Vocalist and harmonica player Larry Grisham and guitarist Tommy Stillwell founded The Beat Daddys in 1986. The musicians met as teenagers in Cloverport, Kentucky, in 1970 and began playing together around town, eventually forming a power pop group called the Phonz in the early 1980s. After touring regionally and releasing an EP, their shared interest in the British Invasion led them back to the blues. As the Beat Daddys, they opened for artists such as B.B. King and Little Milton and issued a self-titled album in 1990.
No, We Ain’t From Clarksdale followed later that year.

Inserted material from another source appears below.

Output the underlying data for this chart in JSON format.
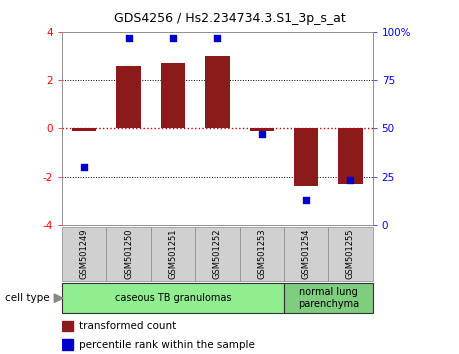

Recorded in Muscle Shoals, the album features saxophonist Jim Horn, percussionist Paul “Heavy” Lee and horn arrangements by Harrison Calloway. Grisham and Stillwell composed most of the songs, including the yearning I’ll Always Love You, while George Jackson wrote the rousing Tear the House Down and collaborated with Grisham and Stillwell on Bad News.
The Beat Daddys returned to Muscle Shoals to cut their next Waldoxy record, South to Mississippi, in 1994. The Swampers backed them in the studio, including famed guitarist Jimmy Johnson, drummer Roger Hawkins, and bassist David Hood; Dorothy Moore sang backing vocals. The beautiful ballad The Love of a Woman is one of several Grisham/Stillwell originals on this album.
In 1995 Stillwell departed the band, and the revamped lineup on the 2001 release Delta Vision featured guitarist Britt Meacham and keyboardist Johnny Neel. Grisham and Stillwell have since reunited as the Beat Daddys and continue to record and perform. Their contributions can also be found on the Malaco compilations Z. Zelebration: A Tribute to the Late Great Z.Z. Hill, Southern Shades of Blue, Volume One and Volume Two and The Last Soul Company: Malaco, a Thirty-Year Retrospective.